Reputation: 560
I'm a beginner with regexes and I'm trying to achieve something relatively simple:
I have a dataset arranged like this:
1,AAA,aaaa,BBB,bbbbbb ...
2,AAA,aaaaaaa,BBB,bbb ...
3,AAA,aaaaa,BBB,bb ...
I'm looking into adding curly brackets to the strings of various length (alphanumeric chars) following AAA or BBB (these are constant):
1,AAA,{aaaa},BBB,{bbbbbb} ...
2,AAA,{aaaaaaa},BBB,{bbb} ...
3,AAA,{aaaaa},BBB,{bb} ...
So I have tried with sed this way:
sed 's/(AAA|BBB)[[:punct:]].[[:alnum:]]/\1{&}/g' dataset.txt
However I got this result:
1,AAA,{AAA,aa}aa,BBB,{BBB,bb}bbbb, ...
2,AAA,{AAA,aa}aaaaa,BBB,[BBB,bb}b, ...
3,AAA,{AAA,aa}aaa,BBB,{BBB,bb} ...
Obvisouly, the &
in the replace part of sed
is going to be the matched pattern, however, I would like &
to be only what is after the matched patter, what am I doing wrong?

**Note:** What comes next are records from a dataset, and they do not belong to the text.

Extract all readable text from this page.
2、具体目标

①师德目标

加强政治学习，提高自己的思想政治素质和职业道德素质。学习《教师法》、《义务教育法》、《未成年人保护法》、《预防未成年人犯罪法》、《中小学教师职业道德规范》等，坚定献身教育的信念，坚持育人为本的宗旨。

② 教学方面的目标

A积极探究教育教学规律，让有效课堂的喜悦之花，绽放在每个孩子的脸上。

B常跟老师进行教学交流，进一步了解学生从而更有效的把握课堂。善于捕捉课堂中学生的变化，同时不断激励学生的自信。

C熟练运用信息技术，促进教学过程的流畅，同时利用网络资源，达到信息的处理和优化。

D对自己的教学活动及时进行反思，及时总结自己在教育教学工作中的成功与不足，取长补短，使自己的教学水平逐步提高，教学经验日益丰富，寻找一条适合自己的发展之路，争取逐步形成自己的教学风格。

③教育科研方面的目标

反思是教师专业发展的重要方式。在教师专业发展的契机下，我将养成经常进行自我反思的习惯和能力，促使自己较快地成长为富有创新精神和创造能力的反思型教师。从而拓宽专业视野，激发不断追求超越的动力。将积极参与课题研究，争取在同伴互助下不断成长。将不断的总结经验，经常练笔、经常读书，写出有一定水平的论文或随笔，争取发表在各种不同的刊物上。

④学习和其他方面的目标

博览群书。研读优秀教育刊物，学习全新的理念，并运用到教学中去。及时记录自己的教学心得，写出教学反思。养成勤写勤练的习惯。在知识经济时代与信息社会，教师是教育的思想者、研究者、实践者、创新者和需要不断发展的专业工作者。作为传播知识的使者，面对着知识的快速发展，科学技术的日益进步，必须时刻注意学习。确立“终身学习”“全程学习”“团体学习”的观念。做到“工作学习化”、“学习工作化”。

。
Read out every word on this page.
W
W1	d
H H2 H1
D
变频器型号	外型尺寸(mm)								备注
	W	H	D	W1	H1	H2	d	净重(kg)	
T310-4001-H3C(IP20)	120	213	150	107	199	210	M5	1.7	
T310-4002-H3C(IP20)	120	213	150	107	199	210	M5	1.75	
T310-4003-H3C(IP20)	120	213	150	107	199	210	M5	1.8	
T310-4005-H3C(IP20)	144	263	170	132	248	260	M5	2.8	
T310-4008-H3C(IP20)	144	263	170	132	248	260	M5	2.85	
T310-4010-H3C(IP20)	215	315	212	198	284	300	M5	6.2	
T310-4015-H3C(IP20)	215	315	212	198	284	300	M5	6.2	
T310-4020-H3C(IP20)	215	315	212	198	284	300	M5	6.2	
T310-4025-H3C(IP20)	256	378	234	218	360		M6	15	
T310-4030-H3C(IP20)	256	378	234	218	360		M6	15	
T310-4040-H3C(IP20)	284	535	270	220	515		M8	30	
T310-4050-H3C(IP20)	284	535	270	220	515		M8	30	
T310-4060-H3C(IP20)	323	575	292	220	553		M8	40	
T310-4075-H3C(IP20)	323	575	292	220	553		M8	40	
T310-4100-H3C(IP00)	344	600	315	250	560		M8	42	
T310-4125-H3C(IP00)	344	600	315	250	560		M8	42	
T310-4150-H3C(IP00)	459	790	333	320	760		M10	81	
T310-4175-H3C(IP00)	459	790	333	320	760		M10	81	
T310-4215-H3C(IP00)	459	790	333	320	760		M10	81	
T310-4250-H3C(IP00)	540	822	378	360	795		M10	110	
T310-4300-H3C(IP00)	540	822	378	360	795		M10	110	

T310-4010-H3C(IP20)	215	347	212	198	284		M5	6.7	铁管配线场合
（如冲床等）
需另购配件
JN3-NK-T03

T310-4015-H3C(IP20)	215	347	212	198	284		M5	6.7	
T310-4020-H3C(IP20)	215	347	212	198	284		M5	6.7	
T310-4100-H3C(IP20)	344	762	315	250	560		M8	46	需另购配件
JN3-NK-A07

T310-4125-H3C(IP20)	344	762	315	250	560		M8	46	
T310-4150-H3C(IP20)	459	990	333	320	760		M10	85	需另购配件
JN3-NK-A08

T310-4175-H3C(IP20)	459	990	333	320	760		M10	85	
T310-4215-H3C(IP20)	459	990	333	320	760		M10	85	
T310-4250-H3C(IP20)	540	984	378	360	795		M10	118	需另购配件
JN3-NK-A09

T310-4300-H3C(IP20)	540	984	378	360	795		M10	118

I have also tried adding word boundaries, after [^ ]
to no avail. Am I trying too hard with sed
? Should I use a language that allows lookbehind instead?
Thanks for any help!
Upvotes: 2
Views: 2817
Reputation: 1420
Try this:
sed 's/\(AAA\|BBB\),\([^,]*\)/\1,{\2}/g' dataset.txt
Upvotes: 1
Reputation: 784898
Following sed should work.
On Linux:
sed -i.bak -r 's/((AAA|BBB)[[:punct:]])([[:alnum:]]+)/\1{\3}/g'
OR on OSX:
sed -i.bak -E 's/((AAA|BBB)[[:punct:]])([[:alnum:]]+)/\1{\3}/g'
-i
is for inline option to save changes in the input file itself.
Upvotes: 1
Reputation: 213193
You can always have more than 1 capture groups in your regex, to capture different parts. You can even move the [:punct:]
part inside the first capture group:
sed 's/((?:AAA|BBB)[[:punct:]])([[:alnum:]]+)/\1{\3}/g' dataset.txt
I don't understand what that .
in between [:punct:]
and [:alnum:]
was doing. So, I removed it. Because of that, you might have noticed that, the regex was matching the following pattern:
{AAA,aa}
{BBB,bb}
i.e, it was matching just 2 characters after AAA
and BBB
. One for .
and one for [[:alnum:]]
.
To match all the alphanumeric characters after ,
till the next ,
you need to use quantifier: [[:alnum:]]+
Upvotes: 1